Quando è stato eletto Segretario Generale alle Nazioni Unite, ha operato con la profonda convinzione che l’impegno comune per contrastare le criticità globali è fondamentale. E ci ha messo in guardia contro le minacce all’unità dei popoli – l’ignoranza, l’odio e la polarizzazione.  È certamente un vero mediatore di pace.
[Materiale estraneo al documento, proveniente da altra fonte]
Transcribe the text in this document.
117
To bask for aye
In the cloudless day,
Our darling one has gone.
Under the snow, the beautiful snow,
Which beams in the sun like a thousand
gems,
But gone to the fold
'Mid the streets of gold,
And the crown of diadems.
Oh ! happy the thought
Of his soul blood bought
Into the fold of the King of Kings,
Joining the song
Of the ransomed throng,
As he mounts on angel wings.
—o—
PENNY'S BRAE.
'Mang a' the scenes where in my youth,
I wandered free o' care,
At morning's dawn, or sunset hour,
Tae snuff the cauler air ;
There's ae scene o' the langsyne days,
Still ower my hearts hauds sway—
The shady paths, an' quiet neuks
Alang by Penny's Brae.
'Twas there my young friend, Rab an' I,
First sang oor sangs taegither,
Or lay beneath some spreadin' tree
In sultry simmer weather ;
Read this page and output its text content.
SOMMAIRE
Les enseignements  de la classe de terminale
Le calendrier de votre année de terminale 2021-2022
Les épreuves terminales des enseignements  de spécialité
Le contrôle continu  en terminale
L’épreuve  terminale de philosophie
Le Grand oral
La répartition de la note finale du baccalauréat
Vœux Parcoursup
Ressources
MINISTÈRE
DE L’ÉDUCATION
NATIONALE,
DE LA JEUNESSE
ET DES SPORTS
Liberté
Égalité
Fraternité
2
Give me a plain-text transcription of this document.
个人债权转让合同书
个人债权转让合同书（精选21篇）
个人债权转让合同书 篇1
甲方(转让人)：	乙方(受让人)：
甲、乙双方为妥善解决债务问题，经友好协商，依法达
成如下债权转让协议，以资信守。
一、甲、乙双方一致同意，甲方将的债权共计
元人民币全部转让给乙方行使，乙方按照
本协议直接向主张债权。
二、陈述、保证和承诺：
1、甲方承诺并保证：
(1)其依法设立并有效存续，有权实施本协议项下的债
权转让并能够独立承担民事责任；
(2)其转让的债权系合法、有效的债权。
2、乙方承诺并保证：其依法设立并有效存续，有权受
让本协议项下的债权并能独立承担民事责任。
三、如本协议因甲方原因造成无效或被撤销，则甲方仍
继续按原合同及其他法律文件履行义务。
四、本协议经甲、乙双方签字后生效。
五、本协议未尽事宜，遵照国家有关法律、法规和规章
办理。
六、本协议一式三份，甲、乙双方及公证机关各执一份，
Nella mia regione, il Medio Oriente, il Segretario Generale ha sostenuto con forza le risoluzioni politiche dei conflitti, come la soluzione dei due Stati per il conflitto palestinese-israeliano – unico modo per garantire pace e sicurezza ad entrambe le parti. (...)

I popoli della terra sono stati fortunati due volte con lui: in primo luogo, perché hanno un Segretario Generale delle Nazioni Unite dotato di una saggia visione del mondo ed empatia e, in secondo luogo, perché hanno al proprio fianco un eccezionale difensore dei valori che devono unire gli uomini. Sono fiero di consegnare la Lampada della Pace ad un uomo ed un amico straordinario.(Qui il discorso integrale da confrontare con quello effettivamente pronunciato)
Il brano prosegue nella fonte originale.